One day, a former zoo guard sees Magdalena; she cannot remain at the villa. Jan and Antonia work out a plan, using their connections with Zegota, a section of the Underground, to rescue Magdalena and move her to a safe place. It is around this time that Antonia gives birth to a baby girl, whom they name Theresa. All of the guests have a christening party for her in the secrecy of the villa.

A bomb explodes near Hitler’s headquarters in the Prussian forest, and German soldiers flee the area. They travel through Warsaw, burning as they go. Jan is again called in to fight with the Polish Home Army, as the Germans retreat. The Jews begin to move around more freely until Hitler orders Himmler to send in more troops and destroy the city completely.

The Germans warn Fox Man to take his animals to Germany, and Antonia and Rys go with him. They live in a schoolhouse outside of Warsaw, knowing nothing about Jan’s whereabouts or well-being, while Fox Man goes on to Germany. They do not know that Jan is being held in a prisoner-of-war camp. The Uprising ends, and Antonia asks after news about Jan. Finally, she gets a letter from him.

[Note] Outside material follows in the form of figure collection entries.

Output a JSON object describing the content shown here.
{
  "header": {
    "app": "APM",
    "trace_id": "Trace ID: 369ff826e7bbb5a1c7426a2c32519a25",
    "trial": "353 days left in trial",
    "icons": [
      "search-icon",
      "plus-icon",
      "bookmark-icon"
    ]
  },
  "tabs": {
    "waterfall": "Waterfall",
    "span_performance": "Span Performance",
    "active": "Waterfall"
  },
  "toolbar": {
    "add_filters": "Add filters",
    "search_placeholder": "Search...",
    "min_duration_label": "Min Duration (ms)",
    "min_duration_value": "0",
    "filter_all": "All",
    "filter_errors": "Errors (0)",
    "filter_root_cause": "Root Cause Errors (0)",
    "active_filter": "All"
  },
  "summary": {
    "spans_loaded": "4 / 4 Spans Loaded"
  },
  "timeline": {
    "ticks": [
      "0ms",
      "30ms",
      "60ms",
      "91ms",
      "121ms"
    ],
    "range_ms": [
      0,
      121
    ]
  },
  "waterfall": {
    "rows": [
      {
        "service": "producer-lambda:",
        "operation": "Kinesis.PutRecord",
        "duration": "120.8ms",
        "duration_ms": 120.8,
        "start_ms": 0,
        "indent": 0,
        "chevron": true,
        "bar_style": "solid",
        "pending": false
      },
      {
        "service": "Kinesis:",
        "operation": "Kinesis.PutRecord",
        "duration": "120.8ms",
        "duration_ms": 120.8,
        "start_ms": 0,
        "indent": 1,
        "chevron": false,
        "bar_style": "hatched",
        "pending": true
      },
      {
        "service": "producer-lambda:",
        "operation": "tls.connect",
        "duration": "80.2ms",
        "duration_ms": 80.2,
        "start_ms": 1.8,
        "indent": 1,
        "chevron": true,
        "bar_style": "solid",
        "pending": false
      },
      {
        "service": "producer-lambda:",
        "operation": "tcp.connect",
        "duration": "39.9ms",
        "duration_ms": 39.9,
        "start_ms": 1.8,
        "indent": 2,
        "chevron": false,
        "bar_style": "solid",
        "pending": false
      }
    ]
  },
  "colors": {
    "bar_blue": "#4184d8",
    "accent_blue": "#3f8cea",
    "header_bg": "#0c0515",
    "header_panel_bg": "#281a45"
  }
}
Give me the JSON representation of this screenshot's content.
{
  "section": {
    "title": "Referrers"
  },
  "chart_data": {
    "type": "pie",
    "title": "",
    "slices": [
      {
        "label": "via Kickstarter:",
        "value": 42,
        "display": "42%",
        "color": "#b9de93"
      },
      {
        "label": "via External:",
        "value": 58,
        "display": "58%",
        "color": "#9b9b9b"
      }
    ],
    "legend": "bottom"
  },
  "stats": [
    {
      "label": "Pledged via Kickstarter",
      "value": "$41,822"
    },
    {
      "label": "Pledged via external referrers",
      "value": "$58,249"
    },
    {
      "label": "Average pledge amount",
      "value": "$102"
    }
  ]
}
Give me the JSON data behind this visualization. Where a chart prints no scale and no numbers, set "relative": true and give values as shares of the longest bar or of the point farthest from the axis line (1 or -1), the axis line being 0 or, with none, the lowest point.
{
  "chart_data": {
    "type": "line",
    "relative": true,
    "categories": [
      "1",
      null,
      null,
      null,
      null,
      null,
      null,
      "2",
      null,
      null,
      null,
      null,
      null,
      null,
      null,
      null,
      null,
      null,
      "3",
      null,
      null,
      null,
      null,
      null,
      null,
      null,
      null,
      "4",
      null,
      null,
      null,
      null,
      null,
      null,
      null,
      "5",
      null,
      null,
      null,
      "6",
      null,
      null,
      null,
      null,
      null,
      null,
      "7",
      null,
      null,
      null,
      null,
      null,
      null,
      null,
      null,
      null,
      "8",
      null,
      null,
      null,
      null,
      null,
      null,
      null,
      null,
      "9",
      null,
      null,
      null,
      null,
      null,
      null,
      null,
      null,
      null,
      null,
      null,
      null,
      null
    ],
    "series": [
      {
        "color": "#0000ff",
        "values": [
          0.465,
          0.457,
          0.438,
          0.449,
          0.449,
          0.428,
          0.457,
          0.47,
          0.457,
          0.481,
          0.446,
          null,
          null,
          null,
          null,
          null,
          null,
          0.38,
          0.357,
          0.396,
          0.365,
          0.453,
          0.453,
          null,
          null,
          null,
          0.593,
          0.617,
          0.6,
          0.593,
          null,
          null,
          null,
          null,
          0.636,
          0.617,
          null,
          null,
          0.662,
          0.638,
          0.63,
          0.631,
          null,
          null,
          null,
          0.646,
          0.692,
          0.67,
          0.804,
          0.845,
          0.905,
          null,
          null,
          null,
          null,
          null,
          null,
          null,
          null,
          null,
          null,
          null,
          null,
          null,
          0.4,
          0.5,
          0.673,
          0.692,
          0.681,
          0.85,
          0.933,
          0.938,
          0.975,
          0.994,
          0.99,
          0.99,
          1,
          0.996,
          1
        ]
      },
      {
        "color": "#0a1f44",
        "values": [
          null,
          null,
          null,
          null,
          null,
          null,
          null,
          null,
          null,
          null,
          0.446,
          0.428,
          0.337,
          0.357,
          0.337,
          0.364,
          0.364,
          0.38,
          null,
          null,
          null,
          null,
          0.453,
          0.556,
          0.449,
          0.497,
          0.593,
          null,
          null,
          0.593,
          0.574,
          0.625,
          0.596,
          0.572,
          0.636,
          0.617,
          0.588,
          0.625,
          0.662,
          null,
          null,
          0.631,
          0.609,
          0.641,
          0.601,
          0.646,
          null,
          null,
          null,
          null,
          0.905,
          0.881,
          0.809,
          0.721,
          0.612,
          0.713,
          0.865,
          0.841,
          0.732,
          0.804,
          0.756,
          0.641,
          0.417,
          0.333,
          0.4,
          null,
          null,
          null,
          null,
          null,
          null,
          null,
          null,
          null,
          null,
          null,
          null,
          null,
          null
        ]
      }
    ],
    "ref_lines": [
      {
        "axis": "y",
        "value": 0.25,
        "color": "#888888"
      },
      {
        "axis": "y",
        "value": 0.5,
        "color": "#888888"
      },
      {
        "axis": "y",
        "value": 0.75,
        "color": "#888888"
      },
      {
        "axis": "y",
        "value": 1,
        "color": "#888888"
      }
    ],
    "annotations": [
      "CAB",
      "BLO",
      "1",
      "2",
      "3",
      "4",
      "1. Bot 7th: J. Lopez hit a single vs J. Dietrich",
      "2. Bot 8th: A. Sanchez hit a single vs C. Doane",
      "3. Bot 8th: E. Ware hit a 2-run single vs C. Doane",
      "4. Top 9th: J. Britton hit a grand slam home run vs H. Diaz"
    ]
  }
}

The Russians drive the Germans out of Warsaw, and Antonia and Rys return to the zoo, although it is nearly destroyed. The villa stands but it, too, is damaged.
At the end of the story, we learn that Jan came home after the war and helped repair the zoo, reopening it eventually. He retired as zookeeper, but he continued his work on animal psychology, writing several books. Antonia wrote children’s books, and Rys grew up to be a civil engineer. Theresa married and moved to Scandinavia.